1. ## Geometric Sequence, find a closed form.

Hi, I need help with this question:

Consider the following geometric sequence:

4, 6.8, 11.56, 19.652,...

Find a closed form for the sequence.

Could someone tell me what a closed form is and how to find it/work it out?

Thanks.

2. Take note that each one is 1.7 times the previous one.

A closed form is a general form which allows you to find each entry by plugging in, say, n.

$4\cdot (1.7)^{n}$

Now, plug in n=1, n=2, n=3, etc. and see what you get.

3. A "geometric sequence" is a sequence of numbers in which each term is "r" times the previous term. If "a" is the first term and you multiply every time by "r", you get a, ar, $ar^2$, $ar^3$, etc. A "closed form" for a sequence simply a formula in which you can plug in "n" and find the nth term: since a= $ar^0$ and ar= $ar^1$, if we start numbering the sequence at 0, each term is $ar^n$.

In your case, 4, 6.8, 11.56, 19.652,..., 6.8/4= 1.7, 11.56/6.8= 1.7, 19.652/11.56= 1.7 so this is, in fact, a geometric sequence- with "common ration, r= 1.7. The first term is a= 4. The closed form is, as galactus said, $a_n= 4(1.7)^n$.
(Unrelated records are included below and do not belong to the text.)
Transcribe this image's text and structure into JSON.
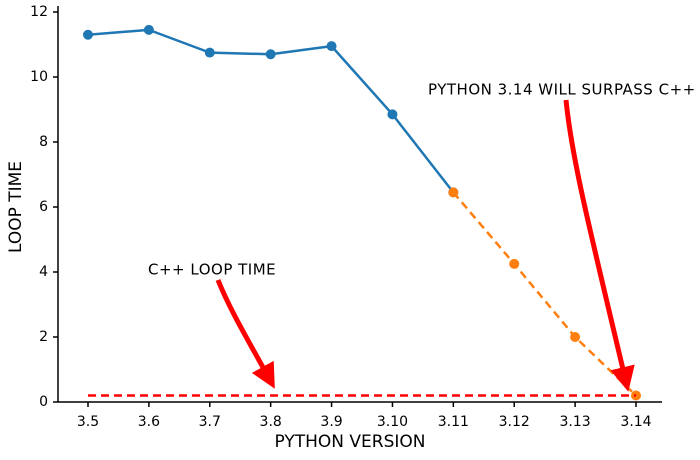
{
  "chart_data": {
    "type": "line",
    "xlabel": "PYTHON VERSION",
    "ylabel": "LOOP TIME",
    "categories": [
      "3.5",
      "3.6",
      "3.7",
      "3.8",
      "3.9",
      "3.10",
      "3.11",
      "3.12",
      "3.13",
      "3.14"
    ],
    "series": [
      {
        "color": "#1f77b4",
        "dash": false,
        "markers": true,
        "values": [
          11.3,
          11.45,
          10.75,
          10.7,
          10.95,
          8.85,
          6.45,
          null,
          null,
          null
        ]
      },
      {
        "color": "#ff7f0e",
        "dash": true,
        "markers": true,
        "values": [
          null,
          null,
          null,
          null,
          null,
          null,
          6.45,
          4.25,
          2.0,
          0.2
        ]
      },
      {
        "color": "#ff0000",
        "dash": true,
        "markers": false,
        "values": [
          0.2,
          0.2,
          0.2,
          0.2,
          0.2,
          0.2,
          0.2,
          0.2,
          0.2,
          0.2
        ]
      }
    ],
    "ylim": [
      0,
      12
    ],
    "yticks": [
      0,
      2,
      4,
      6,
      8,
      10,
      12
    ],
    "annotations": [
      "PYTHON 3.14 WILL SURPASS C++",
      "C++ LOOP TIME"
    ]
  }
}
$4(1.7)^0= 4$, $4(1.7)^1= 4(1.7)= 6.8$, $4(1.7)^2= 4(2.89)= 11.56$, $4(1.7)^3= 4(4.913)= 19.652$.

(Note: I said above "if we start numbering the sequence at 1". The formula, of course, depends not only on the numbers in the sequence but how each number is "labled". Some people prefer to start numbering at 1. If you do that each term would be $ar^{n-1}$.)